When an Iowa resident incurs an injury on the job, he or she usually does not consider the possibility of developing a secondary condition. However, sometimes workers may develop tetanus.

A wide variety of injuries may cause a person to incur tetanus. According to the Centers for Disease Control and Prevention, tetanus is a bacterial infection. This bacteria can enter the human body when someone sustains a crush injury or a burn. Puncture wounds can also lead to tetanus and people might develop this condition if their wound comes into contact with dirt and other contaminants. Sometimes compound fractures and superficial wounds may also lead to this infection. People do not always develop tetanus right after their injury occurs. The bacteria typically go through an incubation period and most people begin to experience symptoms up to two weeks after sustaining a wound.

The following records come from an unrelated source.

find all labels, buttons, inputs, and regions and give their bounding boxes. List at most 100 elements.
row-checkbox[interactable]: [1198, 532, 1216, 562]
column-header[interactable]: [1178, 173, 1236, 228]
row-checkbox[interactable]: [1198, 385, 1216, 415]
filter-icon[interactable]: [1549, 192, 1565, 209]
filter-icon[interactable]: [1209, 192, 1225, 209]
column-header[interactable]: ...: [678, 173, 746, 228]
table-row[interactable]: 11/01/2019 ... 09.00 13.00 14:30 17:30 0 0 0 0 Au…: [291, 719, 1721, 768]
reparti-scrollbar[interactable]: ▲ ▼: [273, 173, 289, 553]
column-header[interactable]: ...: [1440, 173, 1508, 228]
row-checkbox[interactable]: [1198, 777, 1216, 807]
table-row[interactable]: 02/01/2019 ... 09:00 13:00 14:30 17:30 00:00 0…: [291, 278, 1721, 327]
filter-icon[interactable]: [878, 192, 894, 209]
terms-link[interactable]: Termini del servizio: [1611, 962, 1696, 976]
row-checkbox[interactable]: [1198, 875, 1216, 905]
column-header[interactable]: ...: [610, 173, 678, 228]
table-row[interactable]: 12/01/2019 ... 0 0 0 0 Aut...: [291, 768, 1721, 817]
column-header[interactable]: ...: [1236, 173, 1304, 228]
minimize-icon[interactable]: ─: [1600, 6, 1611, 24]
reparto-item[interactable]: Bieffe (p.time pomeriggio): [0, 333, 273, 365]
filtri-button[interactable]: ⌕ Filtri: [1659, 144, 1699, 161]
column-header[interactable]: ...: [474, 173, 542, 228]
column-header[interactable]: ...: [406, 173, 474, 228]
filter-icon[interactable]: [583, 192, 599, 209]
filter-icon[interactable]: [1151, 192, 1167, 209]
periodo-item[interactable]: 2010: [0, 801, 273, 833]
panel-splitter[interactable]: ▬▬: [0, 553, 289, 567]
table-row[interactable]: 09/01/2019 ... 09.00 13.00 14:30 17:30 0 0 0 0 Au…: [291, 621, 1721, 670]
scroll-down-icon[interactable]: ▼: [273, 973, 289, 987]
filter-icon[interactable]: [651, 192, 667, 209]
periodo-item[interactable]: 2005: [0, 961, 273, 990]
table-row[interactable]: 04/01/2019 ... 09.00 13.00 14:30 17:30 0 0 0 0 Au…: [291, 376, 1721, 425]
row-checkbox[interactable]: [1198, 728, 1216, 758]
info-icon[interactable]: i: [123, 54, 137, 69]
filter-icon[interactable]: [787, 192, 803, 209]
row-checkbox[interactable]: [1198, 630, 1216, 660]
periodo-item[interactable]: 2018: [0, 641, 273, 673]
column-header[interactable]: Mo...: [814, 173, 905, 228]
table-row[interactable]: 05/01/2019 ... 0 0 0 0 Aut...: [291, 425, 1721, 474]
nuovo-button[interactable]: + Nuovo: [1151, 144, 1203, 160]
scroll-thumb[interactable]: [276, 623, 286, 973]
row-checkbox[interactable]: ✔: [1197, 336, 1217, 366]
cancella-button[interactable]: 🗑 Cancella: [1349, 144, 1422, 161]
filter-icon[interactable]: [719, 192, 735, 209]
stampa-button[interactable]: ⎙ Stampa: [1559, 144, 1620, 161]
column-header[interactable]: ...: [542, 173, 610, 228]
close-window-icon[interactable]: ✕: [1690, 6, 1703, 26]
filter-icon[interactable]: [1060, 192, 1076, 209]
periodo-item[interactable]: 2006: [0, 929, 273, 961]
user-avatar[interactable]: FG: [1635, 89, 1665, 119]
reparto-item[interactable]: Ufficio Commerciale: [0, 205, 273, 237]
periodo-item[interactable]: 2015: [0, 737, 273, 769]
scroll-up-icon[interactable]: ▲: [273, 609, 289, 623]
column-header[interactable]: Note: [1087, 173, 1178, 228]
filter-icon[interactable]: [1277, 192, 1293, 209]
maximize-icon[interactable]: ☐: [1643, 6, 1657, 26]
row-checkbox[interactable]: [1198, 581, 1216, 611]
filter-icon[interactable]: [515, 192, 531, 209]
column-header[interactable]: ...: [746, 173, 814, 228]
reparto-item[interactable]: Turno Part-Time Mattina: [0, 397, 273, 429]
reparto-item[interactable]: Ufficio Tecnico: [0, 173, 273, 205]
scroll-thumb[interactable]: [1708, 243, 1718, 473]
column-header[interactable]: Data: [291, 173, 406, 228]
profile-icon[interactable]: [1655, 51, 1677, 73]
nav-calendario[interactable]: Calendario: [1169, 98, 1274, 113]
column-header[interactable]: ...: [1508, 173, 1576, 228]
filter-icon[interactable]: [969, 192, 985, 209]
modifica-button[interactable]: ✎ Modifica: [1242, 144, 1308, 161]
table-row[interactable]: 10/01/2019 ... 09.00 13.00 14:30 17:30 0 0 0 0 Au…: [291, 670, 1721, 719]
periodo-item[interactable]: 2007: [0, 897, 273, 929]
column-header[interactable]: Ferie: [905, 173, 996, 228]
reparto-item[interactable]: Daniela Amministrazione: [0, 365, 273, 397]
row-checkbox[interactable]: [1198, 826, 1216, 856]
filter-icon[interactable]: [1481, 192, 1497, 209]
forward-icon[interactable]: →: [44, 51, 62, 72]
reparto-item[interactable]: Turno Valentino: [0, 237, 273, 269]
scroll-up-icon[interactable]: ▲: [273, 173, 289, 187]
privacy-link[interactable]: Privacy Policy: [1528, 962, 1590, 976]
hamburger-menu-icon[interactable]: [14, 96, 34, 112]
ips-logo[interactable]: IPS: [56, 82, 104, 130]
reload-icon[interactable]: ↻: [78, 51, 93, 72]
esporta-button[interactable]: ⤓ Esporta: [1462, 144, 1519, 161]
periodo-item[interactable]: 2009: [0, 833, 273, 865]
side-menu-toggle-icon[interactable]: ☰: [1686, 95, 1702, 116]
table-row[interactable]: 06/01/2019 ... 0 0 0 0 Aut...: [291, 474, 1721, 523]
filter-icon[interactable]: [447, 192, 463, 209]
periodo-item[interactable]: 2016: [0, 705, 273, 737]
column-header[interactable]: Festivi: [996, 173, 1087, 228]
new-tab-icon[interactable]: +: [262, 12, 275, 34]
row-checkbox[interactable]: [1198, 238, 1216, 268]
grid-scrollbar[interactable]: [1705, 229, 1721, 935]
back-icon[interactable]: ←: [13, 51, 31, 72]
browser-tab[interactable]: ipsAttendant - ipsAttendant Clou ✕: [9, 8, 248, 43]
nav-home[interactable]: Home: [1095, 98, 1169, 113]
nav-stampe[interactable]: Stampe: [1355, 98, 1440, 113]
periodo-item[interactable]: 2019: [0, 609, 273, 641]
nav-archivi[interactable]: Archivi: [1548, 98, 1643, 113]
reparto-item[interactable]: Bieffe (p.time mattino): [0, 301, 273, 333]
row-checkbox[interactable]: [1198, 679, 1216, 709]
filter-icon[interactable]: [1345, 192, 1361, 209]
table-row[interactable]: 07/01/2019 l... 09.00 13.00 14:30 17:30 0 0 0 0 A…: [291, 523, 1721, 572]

If a person develops tetanus, there are several symptoms he or she might experience. The Mayo Clinic says that people typically have trouble swallowing and may experience body spasms. Additionally, many people may have stiff muscles, especially around their abdomen, neck, and jaw. Sometimes people might have an accelerated heart rate or a fever. If people think they have tetanus, it is important to see a doctor. This is because tetanus does not have a cure. Most physicians help patients treat the effects of the disease and stop this treatment when the bacteria have left the patient's body. Because of this, it is a good idea for people to seek medical care early.

People can usually avoid incurring tetanus by making sure they receive the vaccination. Some people may want to look over their medical records to check when they last received a tetanus vaccine. If it is has been several years, people may want to make an appointment to receive this vaccination, especially if they work in an industry in which they might come into contact with contaminated objects, such as construction.